This Week in VR Sport: Virtual Vikings and Augmented Cricketers
The year is almost over, but VR and AR still have some sport-related stories to tell.
It’s almost the end of 2017, a year that has seen many new developments in virtual reality (VR) and augmented reality (AR) along with its related technologies. A dizzying number of sports teams covering a very wide variety of sports have taken to these technologies to engage with fans, train players and even help with rehabilitation after injury.
It’s going to be pretty interesting to see what 2018 will hold, but 2017 still has a couple more stories to tell.
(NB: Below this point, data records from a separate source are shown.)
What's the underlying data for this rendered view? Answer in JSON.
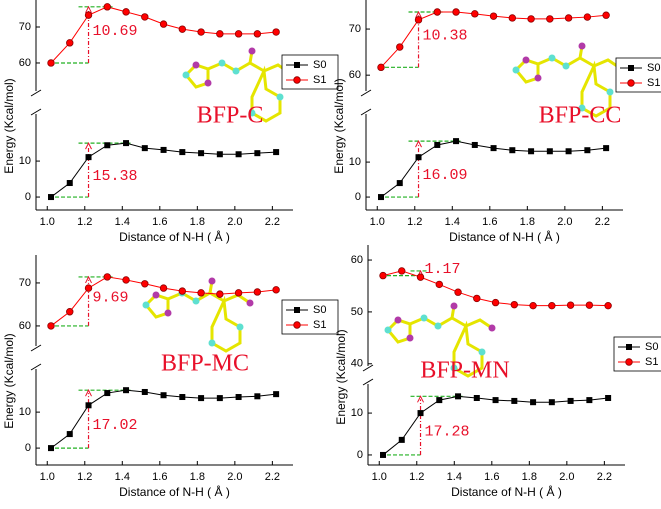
{
  "chart_data": [
    {
      "type": "line",
      "label": "BFP-C",
      "xlabel": "Distance of N-H ( Å )",
      "ylabel": "Energy (Kcal/mol)",
      "x": [
        1.02,
        1.12,
        1.22,
        1.32,
        1.42,
        1.52,
        1.62,
        1.72,
        1.82,
        1.92,
        2.02,
        2.12,
        2.22
      ],
      "series": [
        {
          "name": "S0",
          "color": "#000000",
          "marker": "square",
          "values": [
            0,
            3.9,
            11.1,
            14.4,
            15.0,
            13.6,
            13.1,
            12.5,
            12.2,
            11.9,
            11.9,
            12.2,
            12.5
          ]
        },
        {
          "name": "S1",
          "color": "#ff0000",
          "marker": "circle",
          "values": [
            60.0,
            65.6,
            73.3,
            75.6,
            74.2,
            72.8,
            70.8,
            69.4,
            68.6,
            68.1,
            68.1,
            68.1,
            68.6
          ]
        }
      ],
      "annotations": [
        "10.69",
        "15.38"
      ],
      "xlim": [
        0.94,
        2.31
      ],
      "xticks": [
        {
          "value": 1,
          "label": "1.0"
        },
        1.2,
        1.4,
        1.6,
        1.8,
        {
          "value": 2,
          "label": "2.0"
        },
        2.2
      ],
      "ylim": [
        [
          -3.6,
          24.2
        ],
        [
          51.1,
          77.5
        ]
      ],
      "yticks": [
        0,
        10,
        60,
        70
      ],
      "legend": "right"
    },
    {
      "type": "line",
      "label": "BFP-CC",
      "xlabel": "Distance of N-H ( Å )",
      "ylabel": "Energy (Kcal/mol)",
      "x": [
        1.02,
        1.12,
        1.22,
        1.32,
        1.42,
        1.52,
        1.62,
        1.72,
        1.82,
        1.92,
        2.02,
        2.12,
        2.22
      ],
      "series": [
        {
          "name": "S0",
          "color": "#000000",
          "marker": "square",
          "values": [
            0,
            4.0,
            11.4,
            14.9,
            16.0,
            14.9,
            14.0,
            13.4,
            13.1,
            13.1,
            13.1,
            13.4,
            14.0
          ]
        },
        {
          "name": "S1",
          "color": "#ff0000",
          "marker": "circle",
          "values": [
            61.7,
            66.1,
            72.0,
            73.7,
            73.7,
            73.3,
            72.8,
            72.4,
            72.2,
            72.2,
            72.4,
            72.6,
            73.0
          ]
        }
      ],
      "annotations": [
        "10.38",
        "16.09"
      ],
      "xlim": [
        0.94,
        2.31
      ],
      "xticks": [
        {
          "value": 1,
          "label": "1.0"
        },
        1.2,
        1.4,
        1.6,
        1.8,
        {
          "value": 2,
          "label": "2.0"
        },
        2.2
      ],
      "ylim": [
        [
          -3.7,
          24.9
        ],
        [
          55.7,
          76.3
        ]
      ],
      "yticks": [
        0,
        10,
        60,
        70
      ],
      "legend": "right"
    },
    {
      "type": "line",
      "label": "BFP-MC",
      "xlabel": "Distance of N-H ( Å )",
      "ylabel": "Energy (Kcal/mol)",
      "x": [
        1.02,
        1.12,
        1.22,
        1.32,
        1.42,
        1.52,
        1.62,
        1.72,
        1.82,
        1.92,
        2.02,
        2.12,
        2.22
      ],
      "series": [
        {
          "name": "S0",
          "color": "#000000",
          "marker": "square",
          "values": [
            0,
            3.9,
            11.9,
            15.3,
            16.1,
            15.6,
            14.7,
            14.2,
            13.9,
            13.9,
            14.2,
            14.4,
            15.0
          ]
        },
        {
          "name": "S1",
          "color": "#ff0000",
          "marker": "circle",
          "values": [
            60.0,
            63.3,
            68.8,
            71.4,
            70.7,
            69.8,
            68.8,
            68.1,
            67.7,
            67.4,
            67.7,
            67.9,
            68.4
          ]
        }
      ],
      "annotations": [
        "9.69",
        "17.02"
      ],
      "xlim": [
        0.94,
        2.31
      ],
      "xticks": [
        {
          "value": 1,
          "label": "1.0"
        },
        1.2,
        1.4,
        1.6,
        1.8,
        {
          "value": 2,
          "label": "2.0"
        },
        2.2
      ],
      "ylim": [
        [
          -4.7,
          23.1
        ],
        [
          54.4,
          76.5
        ]
      ],
      "yticks": [
        0,
        10,
        60,
        70
      ],
      "legend": "right"
    },
    {
      "type": "line",
      "label": "BFP-MN",
      "xlabel": "Distance of N-H ( Å )",
      "ylabel": "Energy (Kcal/mol)",
      "x": [
        1.02,
        1.12,
        1.22,
        1.32,
        1.42,
        1.52,
        1.62,
        1.72,
        1.82,
        1.92,
        2.02,
        2.12,
        2.22
      ],
      "series": [
        {
          "name": "S0",
          "color": "#000000",
          "marker": "square",
          "values": [
            0,
            3.6,
            10.0,
            13.1,
            14.0,
            13.6,
            13.1,
            12.9,
            12.6,
            12.6,
            12.9,
            13.1,
            13.6
          ]
        },
        {
          "name": "S1",
          "color": "#ff0000",
          "marker": "circle",
          "values": [
            57.0,
            57.9,
            56.7,
            55.3,
            53.8,
            52.6,
            51.8,
            51.4,
            51.2,
            51.2,
            51.3,
            51.3,
            51.2
          ]
        }
      ],
      "annotations": [
        "1.17",
        "17.28"
      ],
      "xlim": [
        0.94,
        2.31
      ],
      "xticks": [
        {
          "value": 1,
          "label": "1.0"
        },
        1.2,
        1.4,
        1.6,
        1.8,
        {
          "value": 2,
          "label": "2.0"
        },
        2.2
      ],
      "ylim": [
        [
          -2.4,
          17.9
        ],
        [
          38.8,
          62.9
        ]
      ],
      "yticks": [
        0,
        10,
        40,
        50,
        60
      ],
      "legend": "right"
    }
  ]
}
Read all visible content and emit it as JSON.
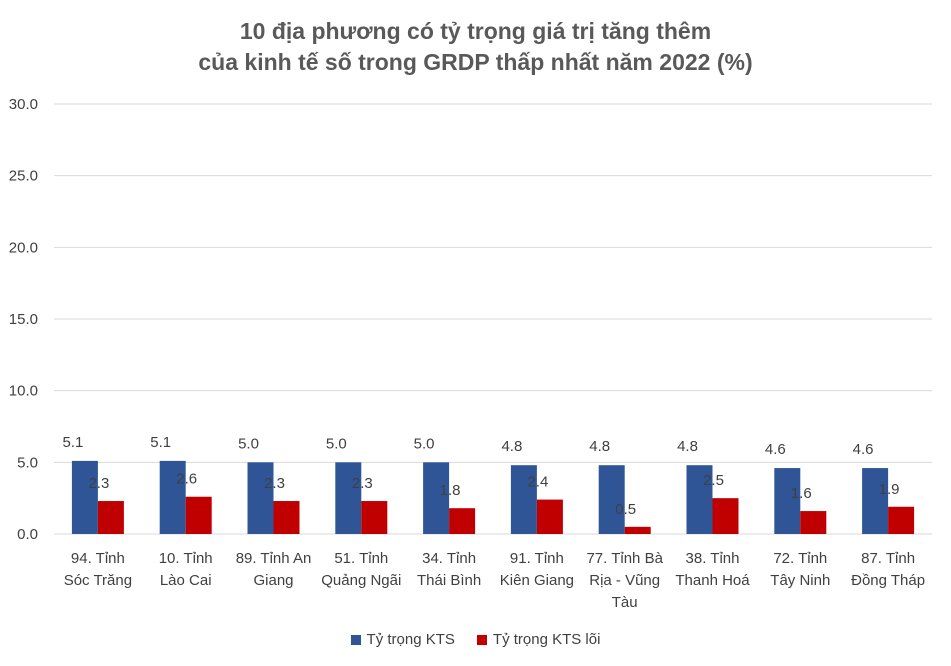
{
  "chart_data": {
    "type": "bar",
    "title_lines": [
      "10 địa phương có tỷ trọng giá trị tăng thêm",
      "của kinh tế số trong GRDP thấp nhất năm 2022 (%)"
    ],
    "categories": [
      [
        "94. Tỉnh",
        "Sóc Trăng"
      ],
      [
        "10. Tỉnh",
        "Lào Cai"
      ],
      [
        "89. Tỉnh An",
        "Giang"
      ],
      [
        "51. Tỉnh",
        "Quảng Ngãi"
      ],
      [
        "34. Tỉnh",
        "Thái Bình"
      ],
      [
        "91. Tỉnh",
        "Kiên Giang"
      ],
      [
        "77. Tỉnh Bà",
        "Rịa - Vũng",
        "Tàu"
      ],
      [
        "38. Tỉnh",
        "Thanh Hoá"
      ],
      [
        "72. Tỉnh",
        "Tây Ninh"
      ],
      [
        "87. Tỉnh",
        "Đồng Tháp"
      ]
    ],
    "series": [
      {
        "name": "Tỷ trọng KTS",
        "color": "#2F5597",
        "values": [
          5.1,
          5.1,
          5.0,
          5.0,
          5.0,
          4.8,
          4.8,
          4.8,
          4.6,
          4.6
        ]
      },
      {
        "name": "Tỷ trọng KTS lõi",
        "color": "#C00000",
        "values": [
          2.3,
          2.6,
          2.3,
          2.3,
          1.8,
          2.4,
          0.5,
          2.5,
          1.6,
          1.9
        ]
      }
    ],
    "ylim": [
      0,
      30
    ],
    "yticks": [
      "0.0",
      "5.0",
      "10.0",
      "15.0",
      "20.0",
      "25.0",
      "30.0"
    ],
    "grid": true,
    "legend_position": "bottom",
    "colors": {
      "gridline": "#D9D9D9",
      "text": "#404040",
      "title": "#595959"
    }
  }
}
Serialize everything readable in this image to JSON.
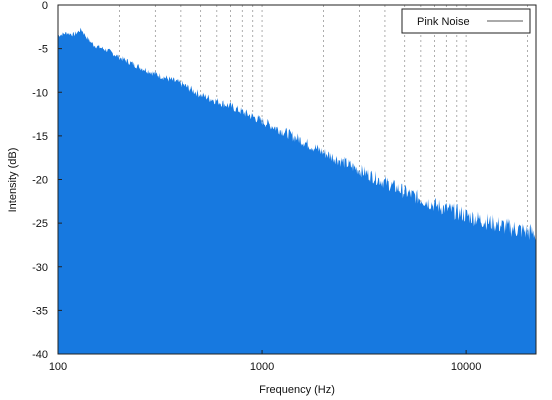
{
  "chart_data": {
    "type": "area",
    "title": "",
    "xlabel": "Frequency (Hz)",
    "ylabel": "Intensity (dB)",
    "x_scale": "log",
    "xlim": [
      100,
      22000
    ],
    "ylim": [
      -40,
      0
    ],
    "x_ticks": [
      100,
      1000,
      10000
    ],
    "x_tick_labels": [
      "100",
      "1000",
      "10000"
    ],
    "y_ticks": [
      0,
      -5,
      -10,
      -15,
      -20,
      -25,
      -30,
      -35,
      -40
    ],
    "y_tick_labels": [
      "0",
      "-5",
      "-10",
      "-15",
      "-20",
      "-25",
      "-30",
      "-35",
      "-40"
    ],
    "grid": "dotted, log-spaced vertical lines",
    "legend_position": "top-right",
    "series": [
      {
        "name": "Pink Noise",
        "color": "#1779e0",
        "x": [
          100,
          110,
          120,
          130,
          140,
          150,
          175,
          200,
          250,
          300,
          400,
          500,
          700,
          1000,
          1500,
          2000,
          3000,
          5000,
          7000,
          10000,
          15000,
          22000
        ],
        "y": [
          -3.5,
          -3.2,
          -3.4,
          -2.8,
          -3.9,
          -4.6,
          -5.2,
          -6.0,
          -7.1,
          -7.9,
          -9.0,
          -10.3,
          -11.6,
          -13.3,
          -15.3,
          -16.9,
          -18.9,
          -21.4,
          -22.9,
          -24.1,
          -25.3,
          -26.2
        ]
      }
    ]
  }
}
Minnesota Vikings First NFL Team to Launch VR Oculus App
American football stadiums are gigantic, vast theatres of concrete and steel that tries to host the vast number of fans of the NFL. But even these giant edifices can’t hold all the fans of a given team, and even if that were possible, not all fans can travel.
As reported by Sport Techie, NFL team the Minnesota Vikings have come up with a solution to this by partnering with VR content company Zeality to create a VR app for the Oculus Rift and Samsung Gear VR that lets users explore the Vikings’ home at U.S. Bank Stadium in 360-degrees, with footage from every home game played there since it opened in 2016 available to view through the app.
“Virtual reality and 360 content is very important to our organization,” said Scott Kegley, Vikings Executive Director of Digital Media and Innovation, in a statement. “We understand only a small percentage of our large fan base is able to attend a Vikings game or event. We want to bring experiences to them, and immersive technology is allowing us to do that.”
Said Zeality co-Founder and CEO Dipak M. Patel in a statement: “The Vikings are not only innovating new ways of creating content using immersive media, they are also one of the leaders in delivering these experiences to their fans.”
Legendary Moment in Cricket Recreated in AR
Some moments in sports have gone down in history, becoming indelibly seared into the memories of those fortunate enough to witness them live. One such moment was the day Steve Waugh stunned everyone at the Sydney Cricket Ground to achieve what he described as his ‘perfect day’.
Despite critics saying he was off his from, and rumours of impending retirement, Waugh scored a century and surpassed 10,000 Test runs. That achievement has gone down in cricketing history, and has now been lovingly recreated in AR.
Waugh donned a motion-capture suit to re-create his famous innings in a project commissioned by the Sydney Cricket & Sports Ground Trust, and developed by technology partner Avanade. The app allows fans to use a mobile device to view an AR recreation of the moment. The experience will also be offered on HoloLens during the Ashes test in Sydney in January.
“It was actually a lot harder than I thought to recreate the shot because when you’re playing it’s just instinct, you don’t think about it. To mirror the exact trigger movements that accompany each shot was difficult to achieve as they were instinctive and not manufactured,” Waugh told CIO.
There will be more from This Week in VR Sport in the New Year.